I found this huge compendium of desserts at my local library (my favorite place for cookbooks). I am first and foremost, a dessert maker. I cannot help myself. If you look on my recipe page, you will see that a large portion of my posts are devoted to sweets. So, naturally I gravitate more toward dessert cookbooks.
Classic Home Desserts: A Treasury of Heirloom and Contemporary Recipes
by Richard Sax is just about a baker’s nirvana. With over 300 recipes on almost 700 pages, it contains just about every single dessert recipe ever created. Ever. Originally written in 1994, it has been reprinted with updated covers twice since. The recipes, covering the history of all things sweet, covers sweets from all over the world.
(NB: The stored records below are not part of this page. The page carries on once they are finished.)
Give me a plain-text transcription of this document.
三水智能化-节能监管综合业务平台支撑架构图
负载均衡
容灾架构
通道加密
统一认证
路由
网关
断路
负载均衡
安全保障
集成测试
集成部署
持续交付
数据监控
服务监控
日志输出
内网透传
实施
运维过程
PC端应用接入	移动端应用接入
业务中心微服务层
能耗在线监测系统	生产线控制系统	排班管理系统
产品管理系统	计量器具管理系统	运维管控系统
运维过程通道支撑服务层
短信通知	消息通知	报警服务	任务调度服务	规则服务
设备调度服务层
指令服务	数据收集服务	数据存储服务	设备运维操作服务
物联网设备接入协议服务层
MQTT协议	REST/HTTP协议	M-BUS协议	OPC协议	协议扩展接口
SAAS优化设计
There is a wide pink sidebar (oops! that’s blogger speak for margin) throughout the book next to the white of the main contents. In the margin, Mr. Sax includes quotes, bits of trivia and even excerpts from journals and books from various ages of time. These little snippets are as much fun as the recipes.
As the title infers, this book includes only desserts you would make at home; things your grandma made, foods that made family traditions. Homey foods. There are no fancy restaurant items included. There is no nouveau cuisine. Even the photos, what few there are, are simple and unpretentious. Because of the magnitude of this project, Mr. Sax only gave single examples of many desserts. You won’t find every single kind of fruit pie. You won’t find every single kind of cookie.
Instead, you will find a chapter on cobblers and crisps wherein the author explains the differences between cobblers, betties, crisps, crumbles, pandowdies, buckles and slumps, giving a very decent recipe for each. There are even a few little history lessons thrown in here and there for good measure. Each other chapter follows a similar pattern. All of the basic kinds desserts are represented.
This is the kind of book I would love to bake my way through! I copied down a few recipes that I had never heard of, including this Oatmeal Pudding. It is like a rice pudding, only with oatmeal. It’s like baked oatmeal, if you have ever had it, only creamier. Pour maple syrup over it and Wowza!
- 2 cups oatmeal (I used gluten free)
- 4 cups milk
- 3 eggs
- ¼ cup butter, melted
- ½ cup brown sugar (I used coconut sugar)
- ½ tsp salt
- 1 tsp vanilla
- 1 tsp cinnamon
- 1 cup raisins
- pure maple syrup for serving
- Toast the oats on a baking sheet at 350 degrees for 12 minutes.
- Meanwhile put the milk in a large microwavable container and nuke it for 8 minutes.
- When the oatmeal comes out of the oven, scoop it into the milk and let it sit for 30 minutes.
- Turn the oven temperature up to 375 degrees.
- Butter a 2 quart dish and find a bigger dish that it can fit into for a bain marie (water bath).
- Beat the eggs.
- Add them and the remaining ingredients to the oatmeal and pour into the 2 quart dish.
- Cover it with buttered foil.
- Set the dish in the bigger pan.
- Pour in enough hot water to reach partway up the sides of the oatmeal dish.
- Bake until the pudding is set, but not firm, you want it to jiggle a bit in the center, about 45 minutes.
- Cool to lukewarm and serve with the maple syrup.